Beverages

Tea

Green tea is produced in Japan and prepared in various forms such as matcha, the tea used in the Japanese tea ceremony.

Beer

Main article: Beer in Japan
The most commonly consumed beers in Japan are pale-colored light lagers, with an alcohol strength of around 5.0% ABV. Lager beers are the most commonly produced beer style in Japan, but beer-like beverages, made with lower levels of malts called "Happoushu" (発泡酒, literally, "bubbly alcohol") or non-malt Happousei (発泡性, literally "a type of bubbly alcohol") have captured a large part of the market as tax is substantially lower on these products.
Small local microbreweries have also gained increasing popularity since the 1990s, supplying distinct tasting beers in a variety of styles that seek to match the emphasis on craftsmanship, quality, and ingredient provenance often associated with Japanese food.

Sake

Sake is a brewed rice beverage that, typically, contains 15%~17% alcohol and is made by multiple fermentation of rice.
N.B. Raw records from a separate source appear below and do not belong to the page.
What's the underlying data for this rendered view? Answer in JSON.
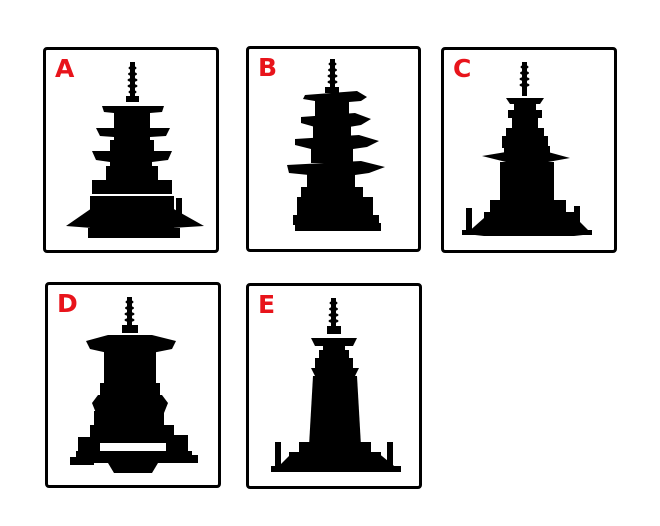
{
  "accent_color": "#e8141b",
  "silhouette_color": "#000000",
  "panels": [
    {
      "label": "A",
      "icon": "pagoda-silhouette-icon"
    },
    {
      "label": "B",
      "icon": "pagoda-silhouette-icon"
    },
    {
      "label": "C",
      "icon": "pagoda-silhouette-icon"
    },
    {
      "label": "D",
      "icon": "pagoda-silhouette-icon"
    },
    {
      "label": "E",
      "icon": "pagoda-silhouette-icon"
    }
  ]
}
At traditional formal meals, it is considered an equivalent to rice and is not simultaneously taken with other rice-based dishes, although this notion is typically no longer applied to modern, refined, premium ("ginjo") sake, which bear little resemblance to the sakes of even 100 years ago. Side dishes for sake are particularly called sakana or otsumami.
Sake is brewed in a highly labor-intensive process more similar to beer production than winemaking, hence, the common description of sake as rice "wine" is misleading. Sake is made with, by legal definition, strictly just four ingredients: special rice, water, koji, and special yeast.
As of 2014, Japan has some 1500 registered breweries, which produce thousands of different sakes. Sake characteristics and flavor profiles vary with regionality, ingredients, and the styles (maintained by brewmaster guilds) that brewery leaders want to produce.
Sake flavor profiles lend extremely well to pairing with a wide variety of cuisines, including non-Japanese cuisines.

Shōchū

Shōchū is a distilled spirit that is typically made from barley, sweet potato, buckwheat, or rice. Shōchū is produced everywhere in Japan, but its production started in Kyushu.

Whisky

Main article: Japanese whisky
Japanese whisky began commercial production in the early 20th century, and is now extremely popular, primarily consumed in highballs (ハイボール haibōru). It is produced in the Scottish style, with malt whisky produced since the 1980s, and has since won top international awards, since the 2000s.